How Working with a Trellis May Look Like
If you haven’t worked with a trellis before, you can take comfort in knowing that they’re not all that difficult to work with. This video does a good job of guiding you through the process of using a trellis to grow you cucumbers from beginning to end. While it does require you to get a little dirty, that’s hardly a surprise all things considered.
Our Recommendation: Gardener’s Wire A-Frame Trellis
The Gardener’s Wire A-Frame Trellis is a solid product to purchase because it reinforces a lot of the essential elements that you should be looking for when you purchase a trellis for cucumbers. While the trellis touts certain metrics that align itself with convenience, the heavy-duty construction is its main allure.
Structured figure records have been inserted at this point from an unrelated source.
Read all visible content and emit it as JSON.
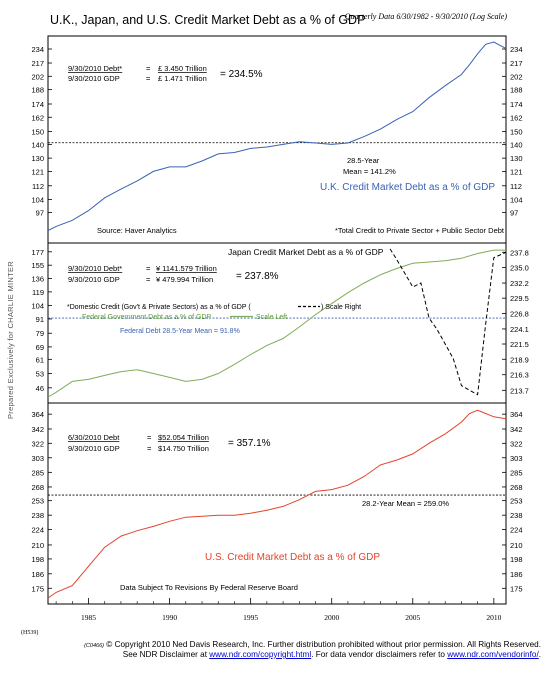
{
  "header": {
    "title": "U.K., Japan, and U.S. Credit Market Debt as a % of GDP",
    "subtitle": "Quarterly Data 6/30/1982 - 9/30/2010 (Log Scale)"
  },
  "sidebar_text": "Prepared Exclusively for CHARLIE MINTER",
  "chart_code": "(H539)",
  "footer": {
    "code": "(C0466)",
    "line1": "© Copyright 2010 Ned Davis Research, Inc.  Further distribution prohibited without prior permission.  All Rights Reserved.",
    "line2_pre": "See NDR Disclaimer at ",
    "line2_link1": "www.ndr.com/copyright.html",
    "line2_mid": ". For data vendor disclaimers refer to ",
    "line2_link2": "www.ndr.com/vendorinfo/",
    "line2_post": "."
  },
  "colors": {
    "uk": "#3a62b5",
    "japan_gov": "#7fad5a",
    "japan_dom": "#000000",
    "us": "#e2442b",
    "mean_line": "#000000",
    "japan_mean": "#3a62b5"
  },
  "chart_data": [
    {
      "type": "line",
      "name": "uk",
      "x_range": [
        1982.5,
        2010.75
      ],
      "ylim": [
        85,
        243
      ],
      "log_scale": true,
      "left_ticks": [
        97,
        104,
        112,
        121,
        130,
        140,
        150,
        162,
        174,
        188,
        202,
        217,
        234
      ],
      "right_ticks": [
        97,
        104,
        112,
        121,
        130,
        140,
        150,
        162,
        174,
        188,
        202,
        217,
        234
      ],
      "series": [
        {
          "name": "U.K. Credit Market Debt as a % of GDP",
          "x": [
            1982.5,
            1983,
            1984,
            1985,
            1986,
            1987,
            1988,
            1989,
            1990,
            1991,
            1992,
            1993,
            1994,
            1995,
            1996,
            1997,
            1998,
            1999,
            2000,
            2001,
            2002,
            2003,
            2004,
            2005,
            2006,
            2007,
            2008,
            2008.5,
            2009,
            2009.5,
            2010,
            2010.75
          ],
          "values": [
            88,
            90,
            93,
            98,
            105,
            110,
            115,
            121,
            124,
            124,
            128,
            133,
            134,
            137,
            138,
            140,
            142,
            141,
            140,
            141,
            146,
            152,
            160,
            167,
            180,
            192,
            204,
            215,
            228,
            240,
            243,
            234.5
          ]
        }
      ],
      "annotations": {
        "debt_label": "9/30/2010  Debt*",
        "debt_eq": "=",
        "debt_value": "£  3.450 Trillion",
        "gdp_label": "9/30/2010  GDP",
        "gdp_eq": "=",
        "gdp_value": "£  1.471 Trillion",
        "ratio": "=  234.5%",
        "mean_value": 141.2,
        "mean_title": "28.5-Year",
        "mean_label": "Mean = 141.2%",
        "series_label": "U.K. Credit Market Debt as a % of GDP",
        "source": "Source: Haver Analytics",
        "footnote": "*Total Credit to Private Sector + Public Sector Debt"
      }
    },
    {
      "type": "line",
      "name": "japan",
      "x_range": [
        1982.5,
        2010.75
      ],
      "ylim": [
        42,
        182
      ],
      "right_ylim": [
        212.6,
        238.4
      ],
      "log_scale": true,
      "left_ticks": [
        46,
        53,
        61,
        69,
        79,
        91,
        104,
        119,
        136,
        155,
        177
      ],
      "right_ticks": [
        213.7,
        216.3,
        218.9,
        221.5,
        224.1,
        226.8,
        229.5,
        232.2,
        235.0,
        237.8
      ],
      "series": [
        {
          "name": "Federal Government Debt as a % of GDP",
          "axis": "left",
          "x": [
            1982.5,
            1983,
            1984,
            1985,
            1986,
            1987,
            1988,
            1989,
            1990,
            1991,
            1992,
            1993,
            1994,
            1995,
            1996,
            1997,
            1998,
            1999,
            2000,
            2001,
            2002,
            2003,
            2004,
            2005,
            2006,
            2007,
            2008,
            2009,
            2010,
            2010.75
          ],
          "values": [
            42,
            44,
            49,
            50,
            52,
            54,
            55,
            53,
            51,
            49,
            50,
            53,
            58,
            64,
            70,
            75,
            84,
            95,
            106,
            118,
            130,
            141,
            150,
            158,
            160,
            162,
            166,
            174,
            180,
            180
          ]
        },
        {
          "name": "Domestic Credit (Gov't & Private Sectors) as a % of GDP",
          "axis": "right",
          "dashed": true,
          "x": [
            2003.6,
            2004,
            2004.5,
            2005,
            2005.5,
            2006,
            2006.5,
            2007,
            2007.5,
            2008,
            2008.5,
            2009,
            2009.5,
            2010,
            2010.75
          ],
          "values": [
            238.4,
            236.5,
            234.0,
            231.5,
            232.2,
            226.0,
            224.0,
            221.5,
            219.0,
            214.5,
            213.7,
            213.0,
            225.0,
            236.8,
            237.8
          ]
        }
      ],
      "annotations": {
        "title": "Japan Credit Market Debt as a % of GDP",
        "debt_label": "9/30/2010  Debt*",
        "debt_eq": "=",
        "debt_value": "¥  1141.579 Trillion",
        "gdp_label": "9/30/2010  GDP",
        "gdp_eq": "=",
        "gdp_value": "¥   479.994 Trillion",
        "ratio": "=  237.8%",
        "legend_dom_pre": "*Domestic  Credit (Gov't & Private Sectors) as a % of GDP  (",
        "legend_dom_post": ")  Scale Right",
        "legend_gov_pre": "Federal Government Debt as a % of GDP",
        "legend_gov_post": "Scale Left",
        "mean_value": 91.8,
        "mean_label": "Federal Debt 28.5-Year Mean = 91.8%"
      }
    },
    {
      "type": "line",
      "name": "us",
      "x_range": [
        1982.5,
        2010.75
      ],
      "ylim": [
        168,
        372
      ],
      "log_scale": true,
      "left_ticks": [
        175,
        186,
        198,
        210,
        224,
        238,
        253,
        268,
        285,
        303,
        322,
        342,
        364
      ],
      "right_ticks": [
        175,
        186,
        198,
        210,
        224,
        238,
        253,
        268,
        285,
        303,
        322,
        342,
        364
      ],
      "x_ticks": [
        1985,
        1990,
        1995,
        2000,
        2005,
        2010
      ],
      "series": [
        {
          "name": "U.S. Credit Market Debt as a % of GDP",
          "x": [
            1982.5,
            1983,
            1984,
            1985,
            1986,
            1987,
            1988,
            1989,
            1990,
            1991,
            1992,
            1993,
            1994,
            1995,
            1996,
            1997,
            1998,
            1999,
            2000,
            2001,
            2002,
            2003,
            2004,
            2005,
            2006,
            2007,
            2008,
            2008.5,
            2009,
            2009.5,
            2010,
            2010.75
          ],
          "values": [
            168,
            172,
            177,
            192,
            208,
            218,
            223,
            227,
            232,
            236,
            237,
            238,
            238,
            240,
            243,
            247,
            254,
            263,
            265,
            270,
            280,
            294,
            300,
            308,
            322,
            335,
            352,
            365,
            370,
            365,
            360,
            357.1
          ]
        }
      ],
      "annotations": {
        "debt_label": "6/30/2010  Debt",
        "debt_eq": "=",
        "debt_value": "$52.054 Trillion",
        "gdp_label": "9/30/2010  GDP",
        "gdp_eq": "=",
        "gdp_value": "$14.750 Trillion",
        "ratio": "=  357.1%",
        "mean_value": 259.0,
        "mean_label": "28.2-Year Mean = 259.0%",
        "series_label": "U.S. Credit Market Debt as a % of GDP",
        "note": "Data Subject To Revisions By Federal Reserve Board"
      }
    }
  ]
}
Remember, cucumbers aren’t light – at least, full-grown ones aren’t. As such, the basic laws of physics dictate that their weight will exert a certain level of force on whatever trellis you purchase. A proper trellis like the Gardener’s Wire A-Frame Trellis provides the sturdy reinforcement needed to withstand the pull and tug of cucumbers as they grow.
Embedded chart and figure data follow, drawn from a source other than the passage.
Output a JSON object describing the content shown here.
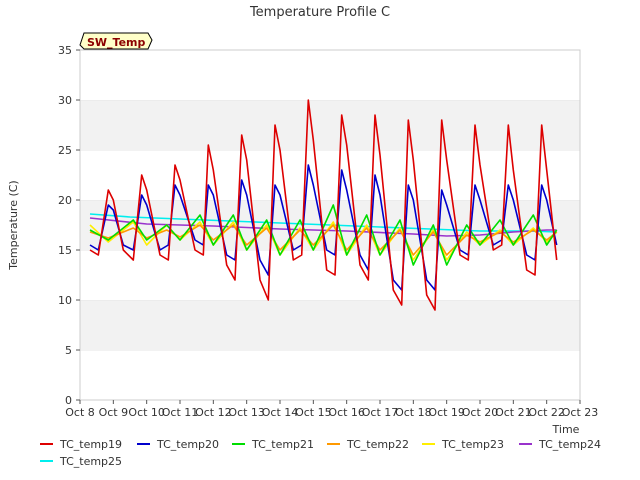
{
  "chart_data": {
    "type": "line",
    "title": "Temperature Profile C",
    "xlabel": "Time",
    "ylabel": "Temperature (C)",
    "ylim": [
      0,
      35
    ],
    "xlim": [
      0,
      15
    ],
    "yticks": [
      0,
      5,
      10,
      15,
      20,
      25,
      30,
      35
    ],
    "xticks": [
      "Oct 8",
      "Oct 9",
      "Oct 10",
      "Oct 11",
      "Oct 12",
      "Oct 13",
      "Oct 14",
      "Oct 15",
      "Oct 16",
      "Oct 17",
      "Oct 18",
      "Oct 19",
      "Oct 20",
      "Oct 21",
      "Oct 22",
      "Oct 23"
    ],
    "grid": "horizontal bands",
    "badge": "SW_Temp",
    "legend_position": "bottom",
    "series": [
      {
        "name": "TC_temp19",
        "color": "#dd0000",
        "x": [
          0.3,
          0.55,
          0.85,
          1.0,
          1.3,
          1.6,
          1.85,
          2.0,
          2.4,
          2.65,
          2.85,
          3.0,
          3.45,
          3.7,
          3.85,
          4.0,
          4.4,
          4.65,
          4.85,
          5.0,
          5.4,
          5.65,
          5.85,
          6.0,
          6.4,
          6.65,
          6.85,
          7.0,
          7.4,
          7.65,
          7.85,
          8.0,
          8.4,
          8.65,
          8.85,
          9.0,
          9.4,
          9.65,
          9.85,
          10.0,
          10.4,
          10.65,
          10.85,
          11.0,
          11.4,
          11.65,
          11.85,
          12.0,
          12.4,
          12.65,
          12.85,
          13.0,
          13.4,
          13.65,
          13.85,
          14.0,
          14.3
        ],
        "y": [
          15.0,
          14.5,
          21.0,
          20.0,
          15.0,
          14.0,
          22.5,
          21.0,
          14.5,
          14.0,
          23.5,
          22.0,
          15.0,
          14.5,
          25.5,
          23.0,
          13.5,
          12.0,
          26.5,
          24.0,
          12.0,
          10.0,
          27.5,
          25.0,
          14.0,
          14.5,
          30.0,
          26.0,
          13.0,
          12.5,
          28.5,
          25.5,
          13.5,
          12.0,
          28.5,
          24.5,
          11.0,
          9.5,
          28.0,
          24.0,
          10.5,
          9.0,
          28.0,
          24.0,
          14.5,
          14.0,
          27.5,
          23.5,
          15.0,
          15.5,
          27.5,
          23.0,
          13.0,
          12.5,
          27.5,
          23.0,
          14.0
        ]
      },
      {
        "name": "TC_temp20",
        "color": "#0000cc",
        "x": [
          0.3,
          0.55,
          0.85,
          1.0,
          1.3,
          1.6,
          1.85,
          2.0,
          2.4,
          2.65,
          2.85,
          3.0,
          3.45,
          3.7,
          3.85,
          4.0,
          4.4,
          4.65,
          4.85,
          5.0,
          5.4,
          5.65,
          5.85,
          6.0,
          6.4,
          6.65,
          6.85,
          7.0,
          7.4,
          7.65,
          7.85,
          8.0,
          8.4,
          8.65,
          8.85,
          9.0,
          9.4,
          9.65,
          9.85,
          10.0,
          10.4,
          10.65,
          10.85,
          11.0,
          11.4,
          11.65,
          11.85,
          12.0,
          12.4,
          12.65,
          12.85,
          13.0,
          13.4,
          13.65,
          13.85,
          14.0,
          14.3
        ],
        "y": [
          15.5,
          15.0,
          19.5,
          19.0,
          15.5,
          15.0,
          20.5,
          19.5,
          15.0,
          15.5,
          21.5,
          20.5,
          16.0,
          15.5,
          21.5,
          20.5,
          14.5,
          14.0,
          22.0,
          20.5,
          14.0,
          12.5,
          21.5,
          20.5,
          15.0,
          15.5,
          23.5,
          21.5,
          15.0,
          14.5,
          23.0,
          21.0,
          14.5,
          13.0,
          22.5,
          20.5,
          12.0,
          11.0,
          21.5,
          20.0,
          12.0,
          11.0,
          21.0,
          19.5,
          15.0,
          14.5,
          21.5,
          20.0,
          15.5,
          16.0,
          21.5,
          20.0,
          14.5,
          14.0,
          21.5,
          20.0,
          15.5
        ]
      },
      {
        "name": "TC_temp21",
        "color": "#00dd00",
        "x": [
          0.3,
          0.85,
          1.6,
          2.0,
          2.6,
          3.0,
          3.6,
          4.0,
          4.6,
          5.0,
          5.6,
          6.0,
          6.6,
          7.0,
          7.6,
          8.0,
          8.6,
          9.0,
          9.6,
          10.0,
          10.6,
          11.0,
          11.6,
          12.0,
          12.6,
          13.0,
          13.6,
          14.0,
          14.3
        ],
        "y": [
          17.0,
          16.0,
          18.0,
          16.0,
          17.5,
          16.0,
          18.5,
          15.5,
          18.5,
          15.0,
          18.0,
          14.5,
          18.0,
          15.0,
          19.5,
          14.5,
          18.5,
          14.5,
          18.0,
          13.5,
          17.5,
          13.5,
          17.5,
          15.5,
          18.0,
          15.5,
          18.5,
          15.5,
          17.0
        ]
      },
      {
        "name": "TC_temp22",
        "color": "#ff9900",
        "x": [
          0.3,
          0.85,
          1.6,
          2.0,
          2.6,
          3.0,
          3.6,
          4.0,
          4.6,
          5.0,
          5.6,
          6.0,
          6.6,
          7.0,
          7.6,
          8.0,
          8.6,
          9.0,
          9.6,
          10.0,
          10.6,
          11.0,
          11.6,
          12.0,
          12.6,
          13.0,
          13.6,
          14.0,
          14.3
        ],
        "y": [
          16.8,
          16.2,
          17.2,
          16.2,
          17.0,
          16.3,
          17.5,
          16.0,
          17.5,
          15.5,
          17.2,
          15.0,
          17.0,
          15.5,
          17.5,
          15.0,
          17.2,
          15.0,
          17.0,
          14.5,
          16.8,
          14.5,
          16.5,
          15.8,
          16.8,
          15.8,
          17.0,
          16.0,
          16.8
        ]
      },
      {
        "name": "TC_temp23",
        "color": "#ffee00",
        "x": [
          0.3,
          0.85,
          1.6,
          2.0,
          2.6,
          3.0,
          3.6,
          4.0,
          4.6,
          5.0,
          5.6,
          6.0,
          6.6,
          7.0,
          7.6,
          8.0,
          8.6,
          9.0,
          9.6,
          10.0,
          10.6,
          11.0,
          11.6,
          12.0,
          12.6,
          13.0,
          13.6,
          14.0,
          14.3
        ],
        "y": [
          17.5,
          15.8,
          17.8,
          15.5,
          17.5,
          16.0,
          17.8,
          15.5,
          17.8,
          15.0,
          17.5,
          14.5,
          17.2,
          15.0,
          17.8,
          14.5,
          17.5,
          14.5,
          17.2,
          14.0,
          17.0,
          14.0,
          16.8,
          15.5,
          17.0,
          15.5,
          17.2,
          15.8,
          16.8
        ]
      },
      {
        "name": "TC_temp24",
        "color": "#9933cc",
        "x": [
          0.3,
          2.0,
          4.0,
          6.0,
          8.0,
          10.0,
          11.0,
          12.0,
          13.0,
          14.0,
          14.3
        ],
        "y": [
          18.2,
          17.6,
          17.4,
          17.1,
          16.9,
          16.6,
          16.4,
          16.5,
          16.8,
          17.0,
          17.0
        ]
      },
      {
        "name": "TC_temp25",
        "color": "#00eeee",
        "x": [
          0.3,
          1.5,
          3.0,
          4.5,
          6.0,
          7.5,
          9.0,
          10.5,
          12.0,
          13.5,
          14.3
        ],
        "y": [
          18.6,
          18.3,
          18.1,
          17.9,
          17.7,
          17.5,
          17.3,
          17.1,
          16.9,
          16.9,
          16.8
        ]
      }
    ]
  }
}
A sturdy trellis that can withstand growth is also very important if you plan on growing cucumbers over in the long-term. The new harvest will grow differently than the old one, which will then exert their force of growth in different manners. A heavy-duty trellis will be able to adapt to newer growth patterns without a hiccup.
Another positive that this trellis offers is its ability to fold and store easily. This may be important if you live in a colder climate and would prefer to put your gardening elements away during the off-season. This isn’t a bad idea, of course, since it will add to the longevity of the equipment.
Whatever product you end up purchasing, keep in mind that each product operates under the premise of not only making your life as a gardener easier, but also to make the veggies you’re growing better. At the end of the day, you can’t ask for a better combination than that.